L’ADN, qui est le composant essentiel du virus est une structure numĂ©rique. Comme le texte que vous ĂȘtes en train de lire, le gĂ©nome du virus, ou le nĂŽtre, est une sĂ©quence de caractĂšres. Seulement au lieu de a Ă  z ou 0 Ă  9, l’alphabet de l’ADN est formĂ© des lettres A, C, G et T (pour AdĂ©nine, Cytosine, Guanine et Thymine). C’est une information numĂ©rique qui, diffusĂ©e par les mĂ©canismes de reproduction du virus, est, hĂ©las, d’une extraordinaire efficacitĂ©. L’information passe sans aucune difficultĂ© d’un support Ă  l’autre et ces supports, dans ce cas, c’est nous!

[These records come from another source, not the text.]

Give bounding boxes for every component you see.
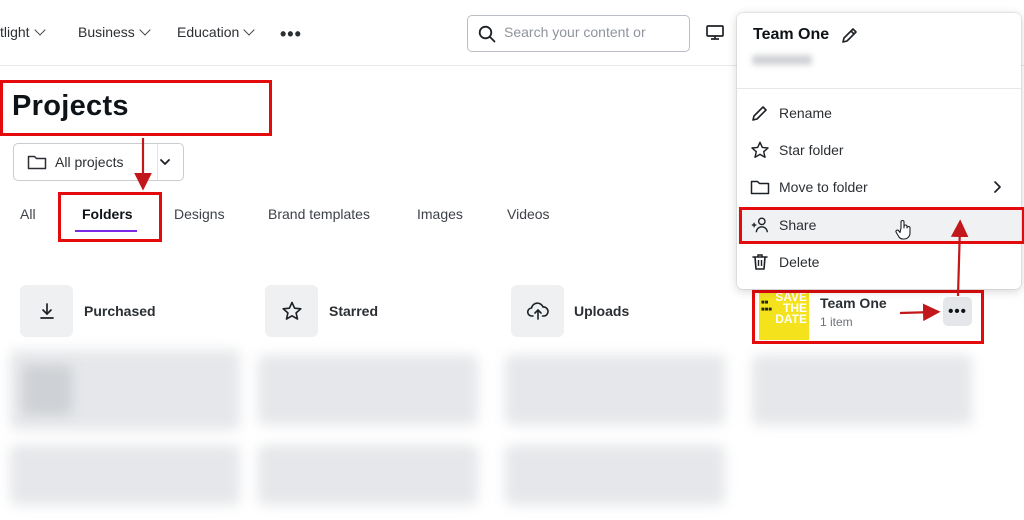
star-icon bbox=[751, 141, 769, 158]
chevron-down-icon bbox=[139, 24, 151, 36]
nav-education-label: Education bbox=[177, 24, 240, 40]
menu-item-label: Rename bbox=[779, 105, 832, 121]
chevron-right-icon bbox=[994, 181, 1001, 193]
starred-label[interactable]: Starred bbox=[329, 303, 378, 319]
blurred-folder-card bbox=[505, 355, 725, 425]
team-folder-highlight-box bbox=[752, 290, 984, 344]
menu-title: Team One bbox=[753, 26, 830, 43]
pencil-edit-icon[interactable] bbox=[840, 25, 860, 45]
menu-item-label: Delete bbox=[779, 254, 820, 270]
menu-item-rename[interactable]: Rename bbox=[738, 95, 1021, 132]
menu-item-move-to-folder[interactable]: Move to folder bbox=[738, 169, 1021, 206]
nav-education[interactable]: Education bbox=[177, 24, 255, 40]
menu-item-label: Move to folder bbox=[779, 179, 868, 195]
chevron-down-icon bbox=[160, 159, 170, 165]
uploads-folder[interactable] bbox=[511, 285, 564, 337]
search-box[interactable] bbox=[467, 15, 690, 52]
menu-item-delete[interactable]: Delete bbox=[738, 244, 1021, 281]
nav-business[interactable]: Business bbox=[78, 24, 151, 40]
tab-brand-templates[interactable]: Brand templates bbox=[268, 206, 370, 222]
nav-spotlight[interactable]: tlight bbox=[0, 24, 46, 40]
tab-all[interactable]: All bbox=[20, 206, 36, 222]
search-icon bbox=[478, 25, 496, 43]
chevron-down-icon bbox=[33, 24, 46, 36]
menu-divider bbox=[737, 88, 1021, 89]
more-horizontal-icon[interactable]: ••• bbox=[280, 24, 302, 45]
dropdown-label: All projects bbox=[55, 154, 124, 170]
blurred-folder-card bbox=[258, 355, 478, 425]
cloud-upload-icon bbox=[526, 302, 549, 320]
blurred-folder-card bbox=[752, 355, 972, 425]
folder-icon bbox=[27, 155, 47, 170]
folder-icon bbox=[750, 180, 770, 195]
all-projects-dropdown[interactable]: All projects bbox=[13, 143, 184, 181]
tab-images[interactable]: Images bbox=[417, 206, 463, 222]
search-input[interactable] bbox=[504, 24, 684, 40]
folders-highlight-box bbox=[58, 192, 162, 242]
download-icon bbox=[39, 303, 54, 319]
pencil-icon bbox=[752, 106, 767, 121]
monitor-icon[interactable] bbox=[705, 24, 725, 42]
star-icon bbox=[281, 301, 302, 320]
menu-item-label: Star folder bbox=[779, 142, 844, 158]
purchased-folder[interactable] bbox=[20, 285, 73, 337]
blurred-thumbnail bbox=[22, 365, 72, 415]
blurred-folder-card bbox=[505, 445, 725, 505]
purchased-label[interactable]: Purchased bbox=[84, 303, 156, 319]
starred-folder[interactable] bbox=[265, 285, 318, 337]
tab-designs[interactable]: Designs bbox=[174, 206, 225, 222]
uploads-label[interactable]: Uploads bbox=[574, 303, 629, 319]
menu-subtitle-blurred bbox=[752, 55, 812, 65]
share-highlight-box bbox=[739, 207, 1024, 244]
chevron-down-icon bbox=[243, 24, 255, 36]
tab-videos[interactable]: Videos bbox=[507, 206, 550, 222]
blurred-folder-card bbox=[10, 445, 240, 505]
nav-spotlight-label: tlight bbox=[0, 24, 30, 40]
menu-item-star-folder[interactable]: Star folder bbox=[738, 132, 1021, 169]
nav-business-label: Business bbox=[78, 24, 135, 40]
trash-icon bbox=[752, 254, 768, 270]
blurred-folder-card bbox=[258, 445, 478, 505]
title-highlight-box bbox=[0, 80, 272, 136]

Que faut-il en conclure? Je n’en sais rien.
Je constate seulement. Je constate que, tandis que tout le monde semblait penser qu’il n’y avait rien de plus important que les nouvelles technologies numĂ©riques, apparaĂźt brusquement un systĂšme numĂ©rique hautement efficace, Ă  nos dĂ©pens, et qui n’est pas d’origine technique mais d’origine naturelle.

Il se trouve que le rapport entre la conscience subjective et le corps se trouve au centre de mes recherches. Or, je pense que notre corps, non pas en tant qu’objet de la science, mais tel que chaque individu le vit concrĂštement, reste fondamentalement mystĂ©rieux. Il est en rupture avec le monde comme rĂ©seau de significations que j’ai dĂ©jĂ  Ă©voquĂ©. Je le vis, je suis mon corps et ce corps m’affecte. Et pourtant, d’une certaine façon, il me reste Ă©tranger.

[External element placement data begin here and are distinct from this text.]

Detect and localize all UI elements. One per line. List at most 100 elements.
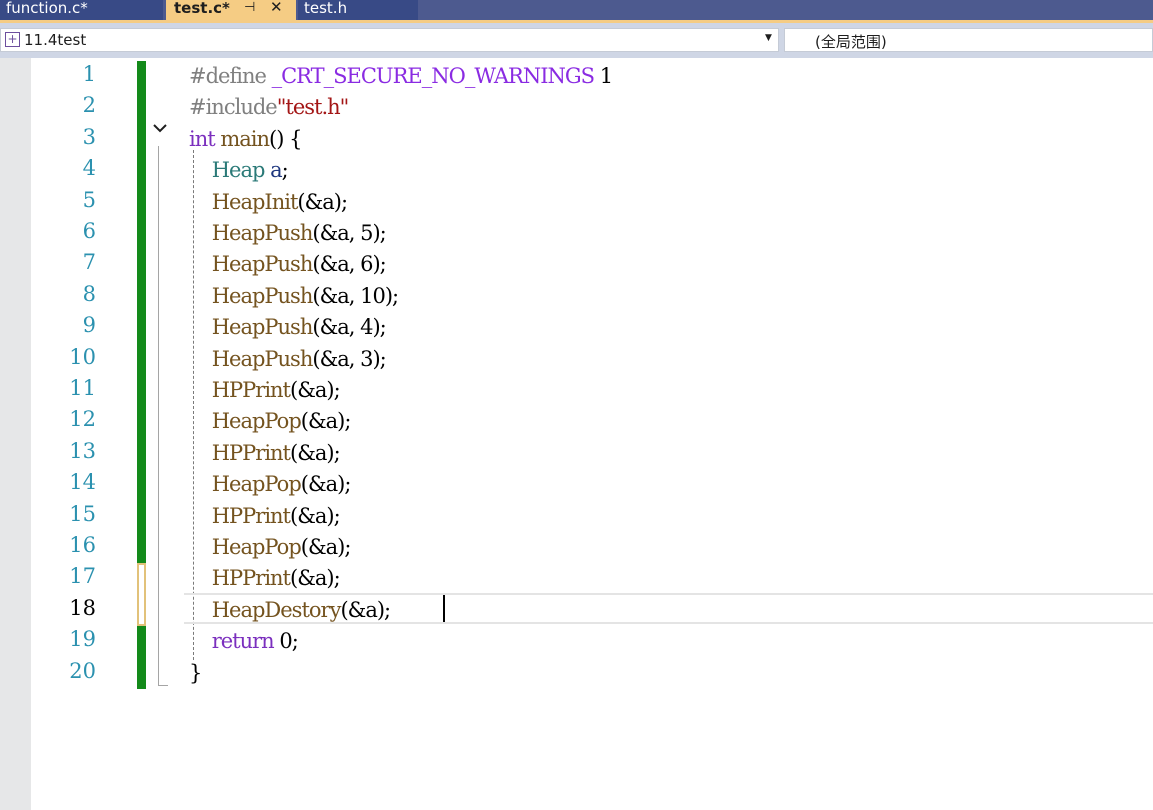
- code-token-keyword: return: [211, 629, 275, 653]
- line-number: 13: [69, 439, 96, 463]
- code-editor[interactable]: 1 2 3 4 5 6 7 8 9 10 11 12 13 14 15 16 17 18 19 20 #define …: [0, 58, 1153, 810]
- line-number: 1: [82, 62, 96, 86]
- code-token-plain: 1: [594, 64, 613, 88]
- code-line[interactable]: return 0;: [189, 626, 299, 657]
- code-token-function: HeapPush: [211, 315, 314, 339]
- line-number: 16: [69, 533, 96, 557]
- code-token-plain: (&a);: [290, 504, 341, 528]
- code-token-function: HeapPop: [211, 409, 302, 433]
- code-line[interactable]: HeapPush(&a, 5);: [189, 218, 387, 249]
- code-token-function: HeapPop: [211, 472, 302, 496]
- code-line[interactable]: }: [189, 658, 202, 689]
- line-number: 8: [82, 282, 96, 306]
- outlining-line: [158, 146, 159, 686]
- saved-change-marker: [137, 626, 146, 689]
- code-line[interactable]: #include"test.h": [189, 92, 349, 123]
- line-number: 20: [69, 659, 96, 683]
- project-dropdown[interactable]: + 11.4test ▼: [0, 28, 779, 52]
- code-token-function: HeapPop: [211, 535, 302, 559]
- code-token-plain: (&a);: [290, 441, 341, 465]
- code-line[interactable]: HeapInit(&a);: [189, 187, 348, 218]
- tab-label: test.c*: [174, 0, 230, 17]
- code-token-plain: (&a, 4);: [312, 315, 386, 339]
- code-token-plain: (&a, 5);: [312, 221, 386, 245]
- code-token-function: HPPrint: [211, 504, 291, 528]
- code-token-function: HPPrint: [211, 566, 291, 590]
- saved-change-marker: [137, 61, 146, 563]
- tab-function-c[interactable]: function.c*: [0, 0, 163, 20]
- code-line[interactable]: Heap a;: [189, 155, 289, 186]
- code-token-plain: ;: [281, 158, 289, 182]
- code-line[interactable]: HeapPop(&a);: [189, 469, 352, 500]
- outlining-end: [158, 685, 168, 686]
- line-number: 11: [69, 376, 96, 400]
- code-token-preprocessor: #define: [189, 64, 272, 88]
- code-token-plain: (&a, 6);: [312, 252, 386, 276]
- code-line[interactable]: HPPrint(&a);: [189, 438, 341, 469]
- code-token-function: HPPrint: [211, 441, 291, 465]
- tab-label: function.c*: [6, 0, 88, 17]
- code-token-keyword: int: [189, 127, 216, 151]
- line-number: 14: [69, 470, 96, 494]
- scope-dropdown[interactable]: (全局范围): [784, 28, 1153, 52]
- line-number: 3: [82, 125, 96, 149]
- navigation-bar: + 11.4test ▼ (全局范围): [0, 23, 1153, 58]
- code-token-plain: (&a);: [300, 535, 352, 559]
- code-token-variable: a: [264, 158, 283, 182]
- collapse-chevron-icon[interactable]: [152, 120, 168, 136]
- pin-icon[interactable]: ⊣: [244, 0, 255, 16]
- line-number: 18: [69, 596, 96, 620]
- line-number: 9: [82, 313, 96, 337]
- code-line[interactable]: HPPrint(&a);: [189, 563, 341, 594]
- code-token-function: HeapPush: [211, 347, 314, 371]
- code-line[interactable]: HeapPush(&a, 4);: [189, 312, 387, 343]
- code-line[interactable]: #define _CRT_SECURE_NO_WARNINGS 1: [189, 61, 613, 92]
- line-number: 6: [82, 219, 96, 243]
- code-line[interactable]: HeapPop(&a);: [189, 406, 352, 437]
- code-token-plain: (&a);: [300, 472, 352, 496]
- code-token-function: HeapPush: [211, 284, 314, 308]
- project-label: 11.4test: [24, 31, 87, 49]
- code-token-function: HeapDestory: [211, 598, 342, 622]
- chevron-down-icon[interactable]: ▼: [765, 33, 772, 43]
- text-caret: [443, 595, 445, 622]
- line-number: 4: [82, 156, 96, 180]
- line-number: 15: [69, 502, 96, 526]
- code-token-plain: (&a);: [290, 566, 341, 590]
- code-line[interactable]: HeapPush(&a, 6);: [189, 249, 387, 280]
- line-number: 7: [82, 250, 96, 274]
- code-token-plain: (&a);: [290, 378, 341, 402]
- code-line[interactable]: HeapPush(&a, 10);: [189, 281, 399, 312]
- glyph-margin[interactable]: [0, 58, 31, 810]
- code-line[interactable]: HPPrint(&a);: [189, 375, 341, 406]
- scope-label: (全局范围): [815, 33, 887, 51]
- code-line[interactable]: HPPrint(&a);: [189, 501, 341, 532]
- code-line[interactable]: int main() {: [189, 124, 302, 155]
- code-line[interactable]: HeapPush(&a, 3);: [189, 344, 387, 375]
- tab-label: test.h: [304, 0, 348, 17]
- code-token-plain: (&a);: [300, 409, 352, 433]
- tab-test-h[interactable]: test.h: [298, 0, 418, 20]
- code-token-plain: 0;: [273, 629, 298, 653]
- document-tab-strip: function.c* test.c* ⊣ ✕ test.h: [0, 0, 1153, 22]
- line-number: 19: [69, 627, 96, 651]
- code-line[interactable]: HeapDestory(&a);: [189, 595, 391, 626]
- tab-test-c[interactable]: test.c* ⊣ ✕: [166, 0, 296, 20]
- code-token-plain: () {: [269, 127, 302, 151]
- code-token-type: Heap: [211, 158, 266, 182]
- code-line[interactable]: HeapPop(&a);: [189, 532, 352, 563]
- code-token-macro: _CRT_SECURE_NO_WARNINGS: [271, 64, 595, 88]
- close-icon[interactable]: ✕: [270, 0, 283, 15]
- code-token-plain: (&a, 10);: [312, 284, 399, 308]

Nos corps, instruments d’une attaque

Probablement toute personne souffrant d’un cancer a dĂ» un moment ou un autre se demander «Comment mon corps a-t-il pu se retourner contre moi?»

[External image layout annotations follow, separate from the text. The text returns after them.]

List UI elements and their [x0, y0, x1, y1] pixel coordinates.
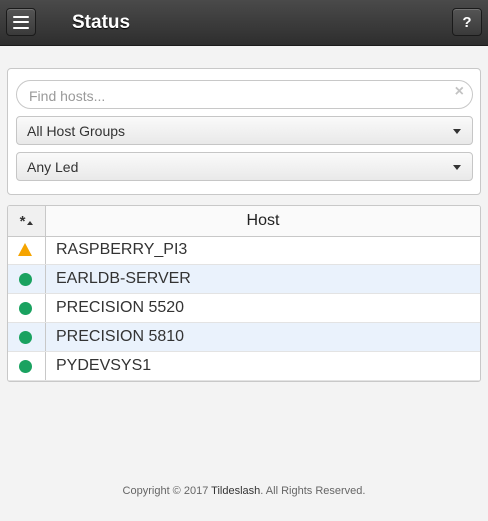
status-ok-icon: [19, 331, 32, 344]
sort-ascending-icon: [27, 221, 34, 225]
table-row[interactable]: PRECISION 5520: [8, 294, 480, 323]
table-header: * Host: [8, 206, 480, 237]
status-ok-icon: [19, 302, 32, 315]
hosts-table: * Host RASPBERRY_PI3 EARLDB-SERVER PRECISI…: [7, 205, 481, 382]
rights-text: . All Rights Reserved.: [260, 485, 366, 497]
led-value: Any Led: [27, 159, 79, 175]
led-cell: [8, 352, 46, 380]
app-header: Status ?: [0, 0, 488, 46]
host-name-link[interactable]: RASPBERRY_PI3: [56, 241, 187, 259]
brand-link[interactable]: Tildeslash: [211, 485, 260, 497]
led-cell: [8, 236, 46, 264]
host-name-link[interactable]: PRECISION 5810: [56, 328, 184, 346]
page-title: Status: [72, 12, 131, 33]
table-row[interactable]: PRECISION 5810: [8, 323, 480, 352]
host-group-select[interactable]: All Host Groups: [16, 116, 473, 145]
search-box: ×: [16, 80, 473, 109]
status-ok-icon: [19, 273, 32, 286]
led-column-header[interactable]: *: [8, 206, 46, 236]
host-group-value: All Host Groups: [27, 123, 126, 139]
menu-button[interactable]: [6, 8, 36, 36]
caret-down-icon: [453, 165, 461, 170]
status-ok-icon: [19, 360, 32, 373]
table-row[interactable]: EARLDB-SERVER: [8, 265, 480, 294]
led-cell: [8, 265, 46, 293]
hamburger-icon: [13, 15, 29, 29]
warning-triangle-icon: [18, 243, 32, 256]
host-name-link[interactable]: EARLDB-SERVER: [56, 270, 191, 288]
caret-down-icon: [453, 129, 461, 134]
led-cell: [8, 323, 46, 351]
table-row[interactable]: PYDEVSYS1: [8, 352, 480, 381]
search-input[interactable]: [27, 85, 431, 107]
footer: Copyright © 2017 Tildeslash. All Rights …: [0, 485, 488, 497]
help-button[interactable]: ?: [452, 8, 482, 36]
led-select[interactable]: Any Led: [16, 152, 473, 181]
copyright-text: Copyright © 2017: [122, 485, 212, 497]
table-row[interactable]: RASPBERRY_PI3: [8, 236, 480, 265]
clear-icon[interactable]: ×: [455, 83, 464, 101]
host-name-link[interactable]: PYDEVSYS1: [56, 357, 151, 375]
host-name-link[interactable]: PRECISION 5520: [56, 299, 184, 317]
led-header-label: *: [19, 212, 26, 230]
led-cell: [8, 294, 46, 322]
host-column-header[interactable]: Host: [46, 206, 480, 236]
filter-panel: × All Host Groups Any Led: [7, 68, 481, 195]
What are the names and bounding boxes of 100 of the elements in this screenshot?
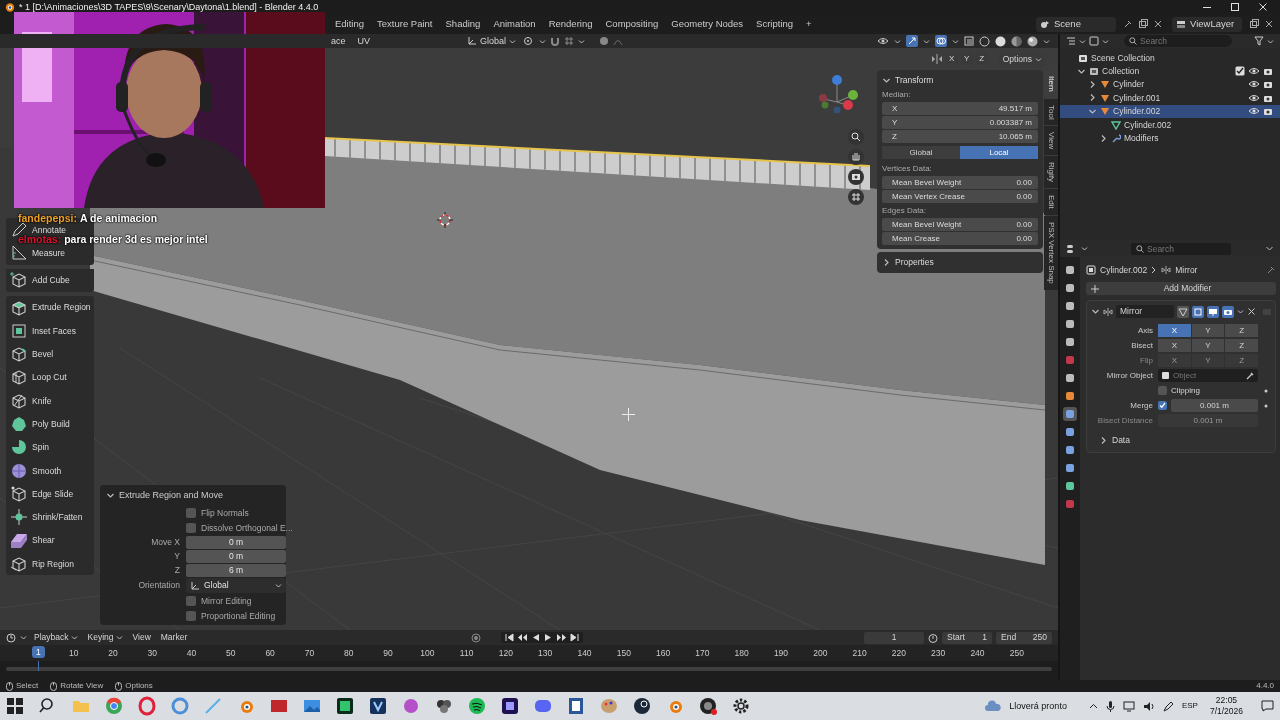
tool-button[interactable]: Knife bbox=[6, 389, 94, 413]
previous-keyframe-icon[interactable] bbox=[518, 633, 528, 642]
orientation-dropdown[interactable]: Global bbox=[464, 35, 520, 47]
gizmo-icon[interactable] bbox=[906, 35, 918, 47]
constraint-icon[interactable] bbox=[1063, 461, 1077, 475]
tool-button[interactable]: Smooth bbox=[6, 458, 94, 483]
menu-dropdown[interactable]: Keying bbox=[84, 632, 126, 643]
object-field[interactable]: Object bbox=[1158, 369, 1258, 382]
workspace-tab[interactable]: Geometry Nodes bbox=[665, 15, 750, 33]
settings-icon[interactable] bbox=[731, 696, 751, 716]
filter-icon[interactable] bbox=[1254, 36, 1264, 46]
camera-icon[interactable] bbox=[1261, 66, 1275, 77]
scene-selector[interactable]: Scene bbox=[1036, 16, 1116, 32]
tool-button[interactable]: Bevel bbox=[6, 342, 94, 366]
checkbox[interactable] bbox=[1158, 386, 1167, 395]
panel-header[interactable]: Transform bbox=[882, 74, 1038, 87]
clock-date[interactable]: 7/1/2026 bbox=[1209, 706, 1243, 717]
panel-header[interactable]: Extrude Region and Move bbox=[106, 488, 224, 502]
snap-magnet-icon[interactable] bbox=[550, 36, 561, 46]
camera-icon[interactable] bbox=[848, 169, 864, 185]
caret-icon[interactable] bbox=[1265, 244, 1274, 253]
pin-icon[interactable] bbox=[1266, 265, 1276, 275]
vertex-mesh-icon[interactable] bbox=[1177, 305, 1189, 318]
scene-icon[interactable] bbox=[1063, 335, 1077, 349]
proportional-edit-icon[interactable] bbox=[599, 36, 610, 46]
tool-button[interactable]: Extrude Region bbox=[6, 295, 94, 320]
particles-icon[interactable] bbox=[1063, 425, 1077, 439]
number-field[interactable]: 6 m bbox=[186, 564, 286, 577]
sidebar-tab[interactable]: Rigify bbox=[1044, 156, 1058, 189]
mesh-data-icon[interactable] bbox=[1063, 479, 1077, 493]
keyframe-dot-icon[interactable] bbox=[1263, 387, 1269, 394]
value-field[interactable]: X 49.517 m bbox=[882, 102, 1038, 115]
camera-icon[interactable] bbox=[1261, 79, 1275, 90]
checkbox[interactable] bbox=[1158, 401, 1167, 410]
end-frame-field[interactable]: End 250 bbox=[996, 631, 1052, 644]
tool-icon[interactable] bbox=[1063, 263, 1077, 277]
clock-editor-icon[interactable] bbox=[6, 632, 16, 643]
number-field[interactable]: 0 m bbox=[186, 536, 286, 549]
display-mode-icon[interactable] bbox=[1089, 36, 1099, 46]
microphone-icon[interactable] bbox=[1105, 700, 1115, 712]
weather-text[interactable]: Lloverá pronto bbox=[1009, 700, 1067, 712]
panel-header[interactable]: Data bbox=[1091, 433, 1130, 447]
view-layer-icon[interactable] bbox=[1063, 317, 1077, 331]
search-field[interactable]: Search bbox=[1124, 35, 1232, 47]
tool-button[interactable]: Shear bbox=[6, 528, 94, 553]
workspace-tab[interactable]: Editing bbox=[329, 15, 371, 33]
wireframe-shading-icon[interactable] bbox=[979, 35, 990, 47]
browser-icon[interactable] bbox=[104, 696, 124, 716]
workspace-tab[interactable]: Texture Paint bbox=[371, 15, 439, 33]
eye-icon[interactable] bbox=[1247, 79, 1261, 90]
jump-start-icon[interactable] bbox=[505, 633, 515, 642]
axis-toggle[interactable]: X bbox=[1158, 324, 1191, 337]
breadcrumb-item[interactable]: Mirror bbox=[1175, 264, 1198, 276]
tool-button[interactable]: Loop Cut bbox=[6, 365, 94, 390]
outliner-item[interactable]: Scene Collection bbox=[1066, 51, 1275, 65]
copy-icon[interactable] bbox=[1138, 19, 1148, 29]
stopwatch-icon[interactable] bbox=[928, 632, 938, 643]
view-layer-selector[interactable]: ViewLayer bbox=[1172, 16, 1242, 32]
playhead[interactable]: 1 bbox=[32, 646, 45, 659]
number-field[interactable]: 0 m bbox=[186, 550, 286, 563]
hand-icon[interactable] bbox=[848, 149, 864, 165]
app-icon[interactable] bbox=[335, 696, 355, 716]
workspace-tab[interactable]: Shading bbox=[439, 15, 487, 33]
collection-icon[interactable] bbox=[1063, 371, 1077, 385]
axis-toggle[interactable]: Y bbox=[1191, 324, 1225, 337]
input-language[interactable]: ESP bbox=[1181, 701, 1198, 711]
edit-mode-icon[interactable] bbox=[1192, 305, 1204, 318]
add-modifier-button[interactable]: Add Modifier bbox=[1086, 282, 1276, 295]
outliner-item[interactable]: Modifiers bbox=[1099, 131, 1275, 145]
next-keyframe-icon[interactable] bbox=[557, 633, 567, 642]
workspace-tab[interactable]: Animation bbox=[487, 15, 542, 33]
music-app-icon[interactable] bbox=[467, 696, 487, 716]
start-frame-field[interactable]: Start 1 bbox=[942, 631, 992, 644]
network-icon[interactable] bbox=[1122, 700, 1135, 712]
chevron-up-icon[interactable] bbox=[1088, 701, 1098, 711]
rendered-shading-icon[interactable] bbox=[1027, 35, 1038, 47]
value-field[interactable]: Y 0.003387 m bbox=[882, 116, 1038, 129]
axis-toggle[interactable]: X bbox=[1158, 339, 1191, 352]
current-frame-field[interactable]: 1 bbox=[864, 631, 924, 644]
modifier-name-field[interactable]: Mirror bbox=[1116, 305, 1174, 318]
outliner-item[interactable]: Cylinder.002 bbox=[1099, 117, 1275, 132]
workspace-tab[interactable]: Scripting bbox=[750, 15, 800, 33]
outliner-item[interactable]: Cylinder.001 bbox=[1088, 91, 1247, 105]
copy-icon[interactable] bbox=[1249, 19, 1259, 29]
tool-button[interactable]: Rip Region bbox=[6, 552, 94, 576]
keyframe-dot-icon[interactable] bbox=[1263, 402, 1269, 409]
sidebar-tab[interactable]: Edit bbox=[1044, 189, 1058, 216]
grid-icon[interactable] bbox=[848, 189, 864, 205]
sidebar-tab[interactable]: View bbox=[1044, 126, 1058, 156]
record-icon[interactable] bbox=[471, 632, 482, 643]
tool-button[interactable]: Inset Faces bbox=[6, 319, 94, 343]
search-field[interactable]: Search bbox=[1131, 242, 1231, 255]
outliner-item[interactable]: Cylinder bbox=[1088, 77, 1247, 92]
tool-button[interactable]: Shrink/Fatten bbox=[6, 505, 94, 529]
material-shading-icon[interactable] bbox=[1011, 35, 1022, 47]
clock-time[interactable]: 22:05 bbox=[1215, 695, 1238, 706]
overlay-icon[interactable] bbox=[935, 35, 947, 47]
camera-icon[interactable] bbox=[1222, 305, 1234, 318]
tool-button[interactable]: Edge Slide bbox=[6, 482, 94, 506]
checkbox[interactable] bbox=[1233, 66, 1247, 77]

Dans le cas de la pandĂ©mie actuelle, nos corps sont devenus les instruments d’une attaque massive. Cette attaque passe par la transmission d’une information, mais tandis que, normalement, toute information nous parvient par nos sens et s’inscrit dans notre conscience, dans ce cas prĂ©cis du coronavirus, il s’agit d’une information qui agit directement sur nos corps. Elle passe d’un corps Ă  l’autre – de la mĂȘme maniĂšre qu’une parole passe d’une conscience Ă  une autre – sans que la conscience puisse s’en rendre compte. D’ailleurs, l’adjectif «viral», pour qualifier une nouvelle qui se rĂ©pand rapidement, vise tout Ă  fait juste, en Ă©tablissant une analogie entre la diffusion d’une information qui s’adresse Ă  notre conscience et une autre qui cible directement nos corps.

Deux conseils de lecture

Aujourd’hui, philosophe ou pas, je reste cloisonnĂ© dans ma maison et je me sens aussi impuissant que tout le monde. Au moment oĂč nous sommes forcĂ©s Ă  nous tenir Ă©loignĂ©s les uns des autres, alors que la menace nous rapproche, il appartient Ă  chacun de donner sens, Ă  sa maniĂšre, Ă  la situation que nous traversons. Et puis, cela peut aussi ĂȘtre l’occasion d’utiliser le temps pour des lectures (on trouve encore sur Internet des possibilitĂ©s de commander des livres en ligne). Pour ma part, j’ai Ă©tĂ© Ă©merveillĂ© par la lecture d’un livre qui vient de paraĂźtre: En dormant sur un cheval de John E. Jackson. Et pour l’art de poser des questions philosophiques essentielles, un petit livre, Ă©crit il y a presque quatre siĂšcles, reste la rĂ©fĂ©rence absolue: les MĂ©ditations mĂ©taphysiques de RenĂ© Descartes. Descartes, le pĂšre de la philosophie moderne, Ă©tait aussi le meilleur escrimeur de son temps – de quoi nous rappeler qu’il ne faut pas se laisser abattre!